In fact, I am aiming to find all sets $S$ such that the representation $n=\sum_{k\in A} k$ is unique for all $n$. That means the coefficients of $G(x)$ are $1$ for all $x$, i.e., $G(x)=1+x+x^2+\ldots=\frac{1}{1-x}$.
Now, it appears that I am running into a serious piece of analysis/algebra. $\frac{1}{1-z}$ does not have any zeros on $\mathbb C$. Its only zero is $\infty$. But $\prod_{k\in S} (1+z^k)$ does have a lot of zeros, and all of them lie on the unit circle $\{z:|z|=1\}$. It therefore seems that such a set $S$ is not possible.
EDIT: The above argument seems wrong.

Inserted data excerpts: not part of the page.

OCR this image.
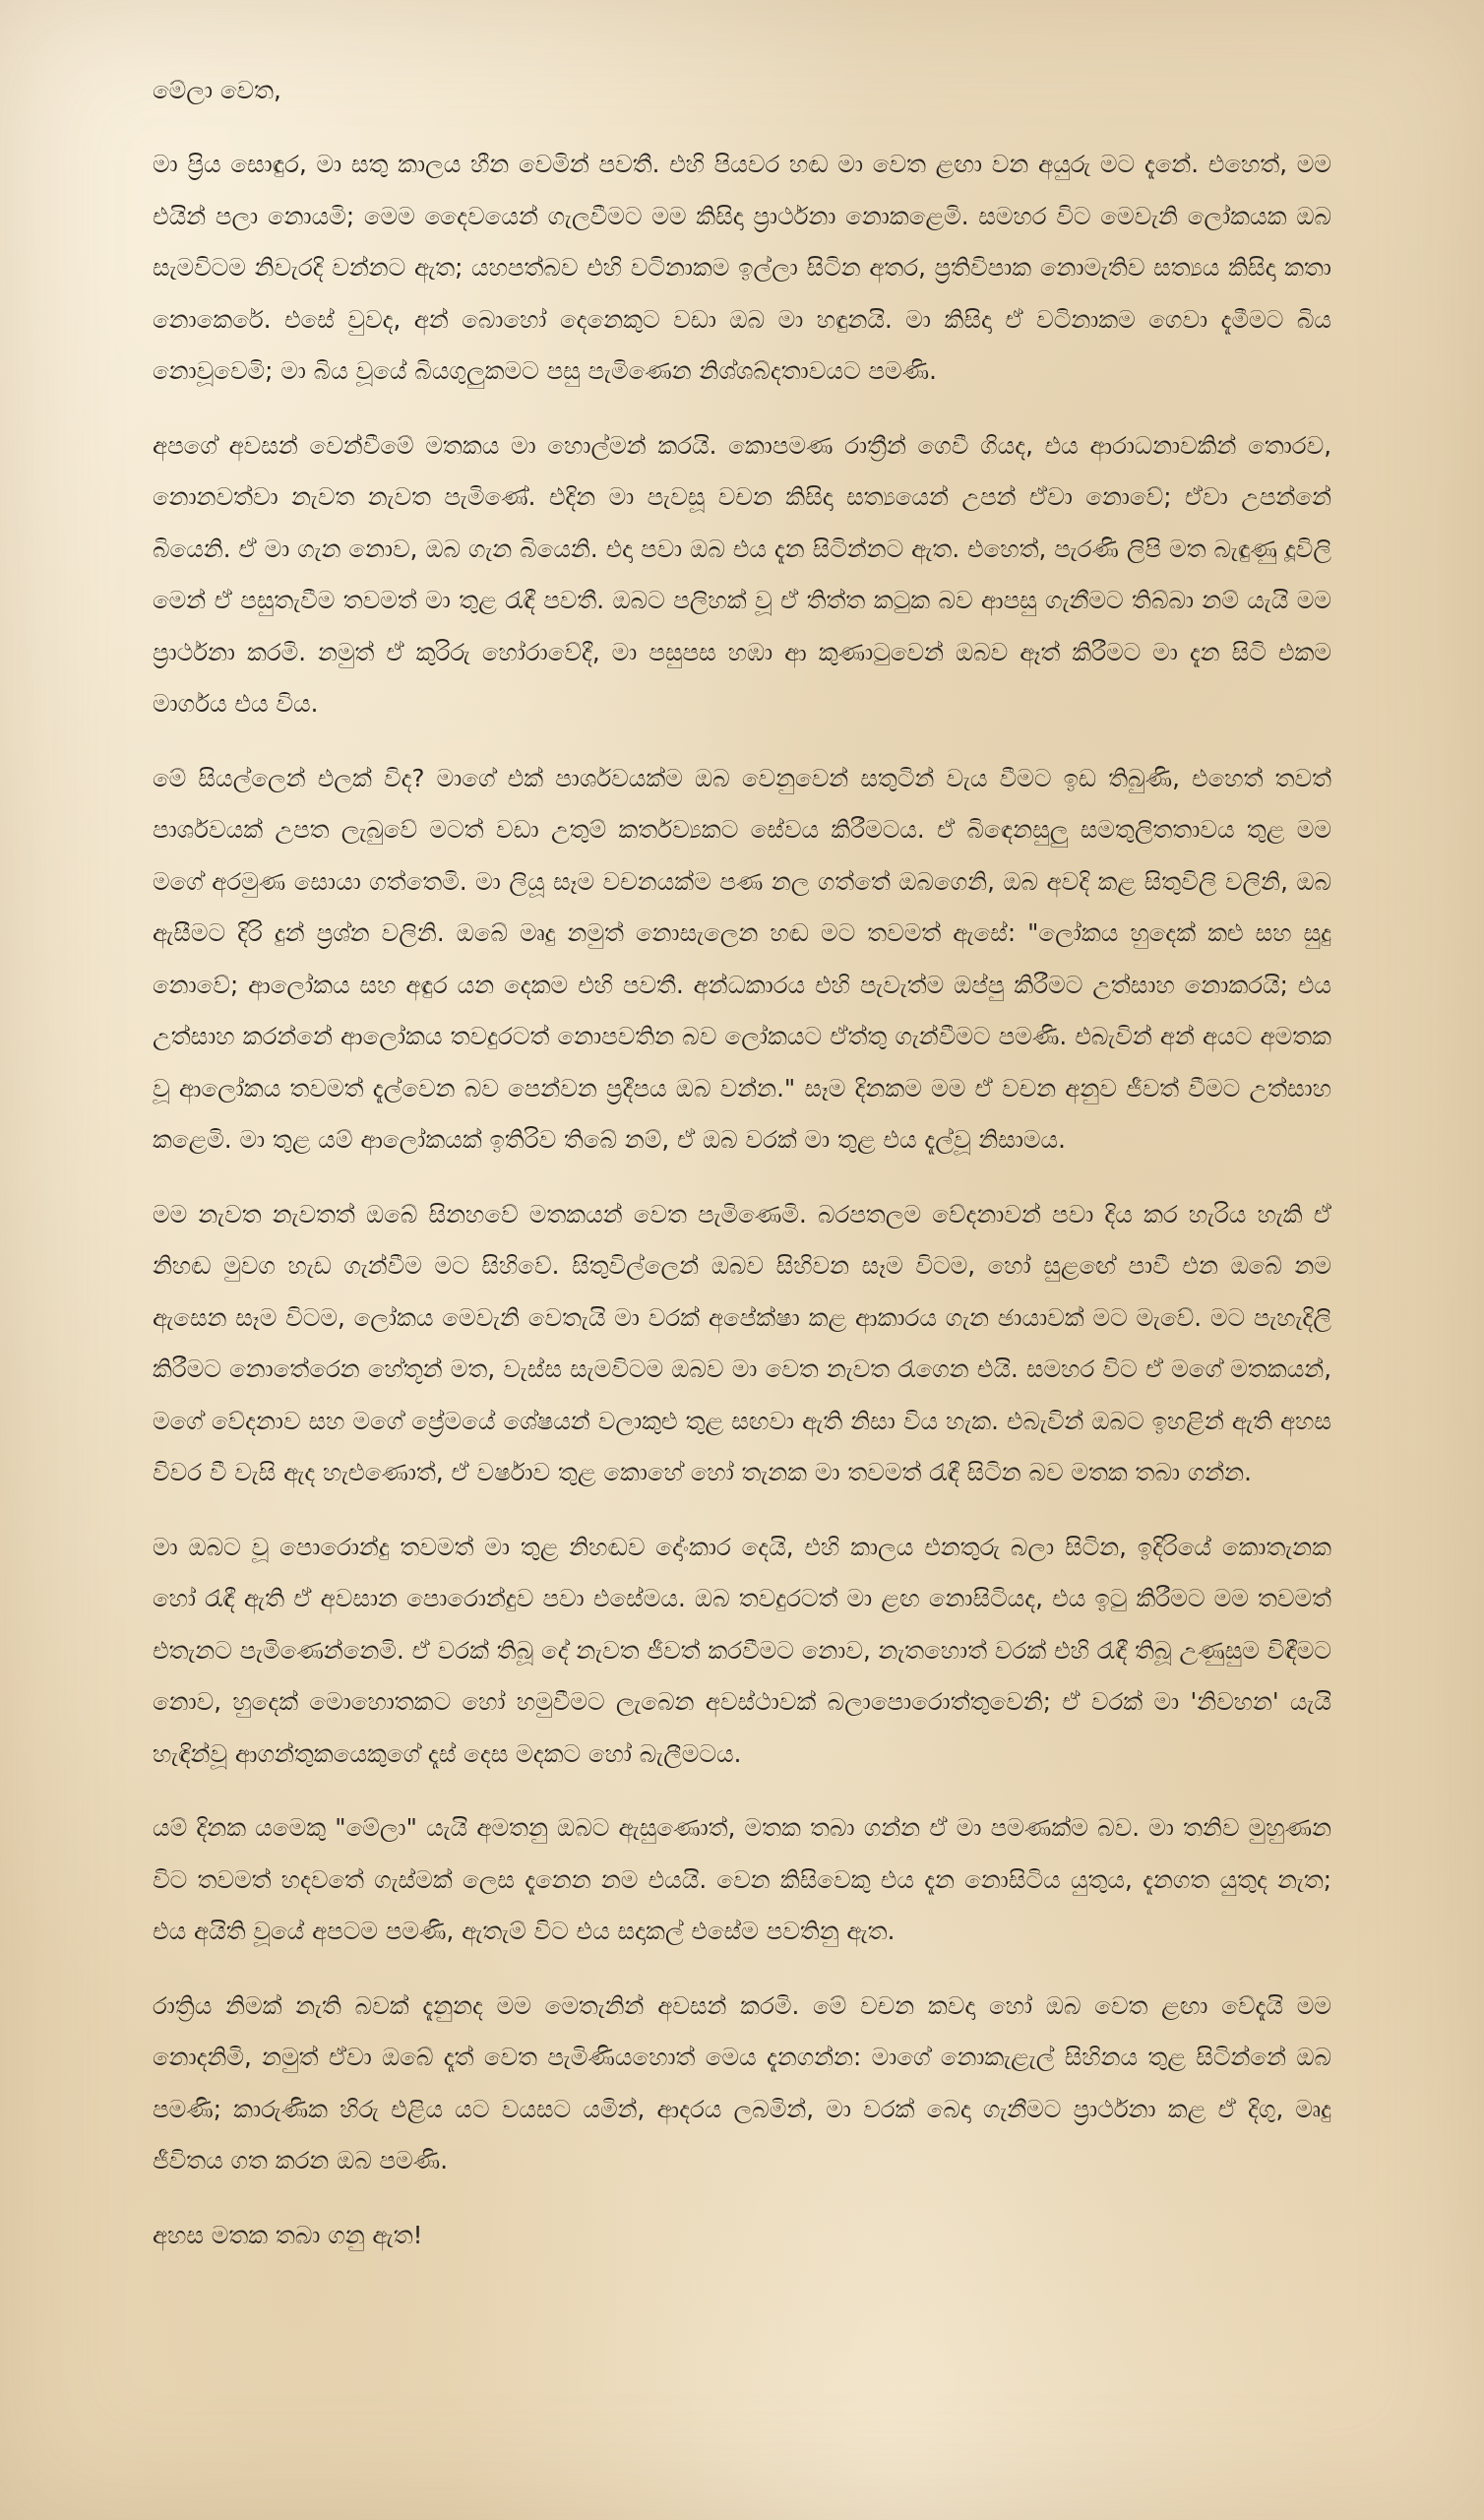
මේලා වෙත,

මා ප්‍රිය සොඳුර, මා සතු කාලය හීන වෙමින් පවතී. එහි පියවර හඬ මා වෙත ළඟා වන අයුරු මට දැනේ. එහෙත්, මම එයින් පලා නොයමි; මෙම දෛවයෙන් ගැලවීමට මම කිසිදා ප්‍රාර්ථනා නොකළෙමි. සමහර විට මෙවැනි ලෝකයක ඔබ සැමවිටම නිවැරදි වන්නට ඇත; යහපත්බව එහි වටිනාකම ඉල්ලා සිටින අතර, ප්‍රතිවිපාක නොමැතිව සත්‍යය කිසිදා කතා නොකෙරේ. එසේ වුවද, අන් බොහෝ දෙනෙකුට වඩා ඔබ මා හඳුනයි. මා කිසිදා ඒ වටිනාකම ගෙවා දැමීමට බිය නොවූවෙමි; මා බිය වූයේ බියගුලුකමට පසු පැමිණෙන නිශ්ශබ්දතාවයට පමණි.

අපගේ අවසන් වෙන්වීමේ මතකය මා හොල්මන් කරයි. කොපමණ රාත්‍රීන් ගෙවී ගියද, එය ආරාධනාවකින් තොරව, නොනවත්වා නැවත නැවත පැමිණේ. එදින මා පැවසූ වචන කිසිදා සත්‍යයෙන් උපන් ඒවා නොවේ; ඒවා උපන්නේ බියෙනි. ඒ මා ගැන නොව, ඔබ ගැන බියෙනි. එදා පවා ඔබ එය දැන සිටින්නට ඇත. එහෙත්, පැරණි ලිපි මත බැඳුණු දූවිලි මෙන් ඒ පසුතැවීම තවමත් මා තුළ රැඳී පවතී. ඔබට පලිහක් වූ ඒ තිත්ත කටුක බව ආපසු ගැනීමට තිබ්බා නම් යැයි මම ප්‍රාර්ථනා කරමි. නමුත් ඒ කුරිරු හෝරාවේදී, මා පසුපස හඹා ආ කුණාටුවෙන් ඔබව ඈත් කිරීමට මා දැන සිටි එකම මාර්ගය එය විය.

මේ සියල්ලෙන් එලක් විද? මාගේ එක් පාර්ශවයක්ම ඔබ වෙනුවෙන් සතුටින් වැය වීමට ඉඩ තිබුණි, එහෙත් තවත් පාර්ශවයක් උපත ලැබුවේ මටත් වඩා උතුම් කර්තව්‍යකට සේවය කිරීමටය. ඒ බිඳෙනසුලු සමතුලිතතාවය තුළ මම මගේ අරමුණ සොයා ගත්තෙමි. මා ලියූ සෑම වචනයක්ම පණ නල ගත්තේ ඔබගෙනි, ඔබ අවදි කළ සිතුවිලි වලිනි, ඔබ ඇසීමට දිරි දුන් ප්‍රශ්න වලිනි. ඔබේ මෘදු නමුත් නොසැලෙන හඬ මට තවමත් ඇසේ: "ලෝකය හුදෙක් කළු සහ සුදු නොවේ; ආලෝකය සහ අඳුර යන දෙකම එහි පවතී. අන්ධකාරය එහි පැවැත්ම ඔප්පු කිරීමට උත්සාහ නොකරයි; එය උත්සාහ කරන්නේ ආලෝකය තවදුරටත් නොපවතින බව ලෝකයට ඒත්තු ගැන්වීමට පමණි. එබැවින් අන් අයට අමතක වූ ආලෝකය තවමත් දැල්වෙන බව පෙන්වන ප්‍රදීපය ඔබ වන්න." සෑම දිනකම මම ඒ වචන අනුව ජීවත් වීමට උත්සාහ කළෙමි. මා තුළ යම් ආලෝකයක් ඉතිරිව තිබේ නම්, ඒ ඔබ වරක් මා තුළ එය දැල්වූ නිසාමය.

මම නැවත නැවතත් ඔබේ සිනහවේ මතකයන් වෙත පැමිණෙමි. බරපතලම වේදනාවන් පවා දිය කර හැරිය හැකි ඒ නිහඬ මුවග හැඩ ගැන්වීම මට සිහිවේ. සිතුවිල්ලෙන් ඔබව සිහිවන සෑම විටම, හෝ සුළඟේ පාවී එන ඔබේ නම ඇසෙන සෑම විටම, ලෝකය මෙවැනි වෙතැයි මා වරක් අපේක්ෂා කළ ආකාරය ගැන ඡායාවක් මට මැවේ. මට පැහැදිලි කිරීමට නොතේරෙන හේතූන් මත, වැස්ස සැමවිටම ඔබව මා වෙත නැවත රැගෙන එයි. සමහර විට ඒ මගේ මතකයන්, මගේ වේදනාව සහ මගේ ප්‍රේමයේ ශේෂයන් වලාකුළු තුළ සඟවා ඇති නිසා විය හැක. එබැවින් ඔබට ඉහළින් ඇති අහස විවර වී වැසි ඇද හැළුණොත්, ඒ වර්ෂාව තුළ කොහේ හෝ තැනක මා තවමත් රැඳී සිටින බව මතක තබා ගන්න.

මා ඔබට වූ පොරොන්දු තවමත් මා තුළ නිහඬව දෝංකාර දෙයි, එහි කාලය එනතුරු බලා සිටින, ඉදිරියේ කොතැනක හෝ රැඳී ඇති ඒ අවසාන පොරොන්දුව පවා එසේමය. ඔබ තවදුරටත් මා ළඟ නොසිටියද, එය ඉටු කිරීමට මම තවමත් එතැනට පැමිණෙන්නෙමි. ඒ වරක් තිබූ දේ නැවත ජීවත් කරවීමට නොව, නැතහොත් වරක් එහි රැඳී තිබූ උණුසුම විඳීමට නොව, හුදෙක් මොහොතකට හෝ හමුවීමට ලැබෙන අවස්ථාවක් බලාපොරොත්තුවෙනි; ඒ වරක් මා 'නිවහන' යැයි හැඳින්වූ ආගන්තුකයෙකුගේ දෑස් දෙස මදකට හෝ බැලීමටය.

යම් දිනක යමෙකු "මේලා" යැයි අමතනු ඔබට ඇසුණොත්, මතක තබා ගන්න ඒ මා පමණක්ම බව. මා තනිව මුහුණන විට තවමත් හදවතේ ගැස්මක් ලෙස දැනෙන නම එයයි. වෙන කිසිවෙකු එය දැන නොසිටිය යුතුය, දැනගත යුතුද නැත; එය අයිති වූයේ අපටම පමණි, ඇතැම් විට එය සදාකල් එසේම පවතිනු ඇත.

රාත්‍රිය නිමක් නැති බවක් දැනුනද මම මෙතැනින් අවසන් කරමි. මේ වචන කවදා හෝ ඔබ වෙත ළඟා වේදැයි මම නොදනිමි, නමුත් ඒවා ඔබේ දෑත් වෙත පැමිණියහොත් මෙය දැනගන්න: මාගේ නොකැළැල් සිහිනය තුළ සිටින්නේ ඔබ පමණි; කාරුණික හිරු එළිය යට වයසට යමින්, ආදරය ලබමින්, මා වරක් බෙදා ගැනීමට ප්‍රාර්ථනා කළ ඒ දිගු, මෘදු ජීවිතය ගත කරන ඔබ පමණි.

අහස මතක තබා ගනු ඇත!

Indeed, we have $$ \prod_{k=0}^\infty (1+x^{2^k})=1+x+x^2+x^3+\ldots. $$ It is apparent that I am not tackling a lot of technical subtlety in this factorization. (I have not considered the domains of functions here; however, I think such discussion of "zeros" outside the domain might make sense after something like analytic continuation.) I studied the Weierstrass factorization theorem, but it only applies to entire functions; I am not sure what to do with the pole at $z=1$.
Can I evaluate the coefficients of $G(x)$ and what's wrong with my argument in the second part of my question?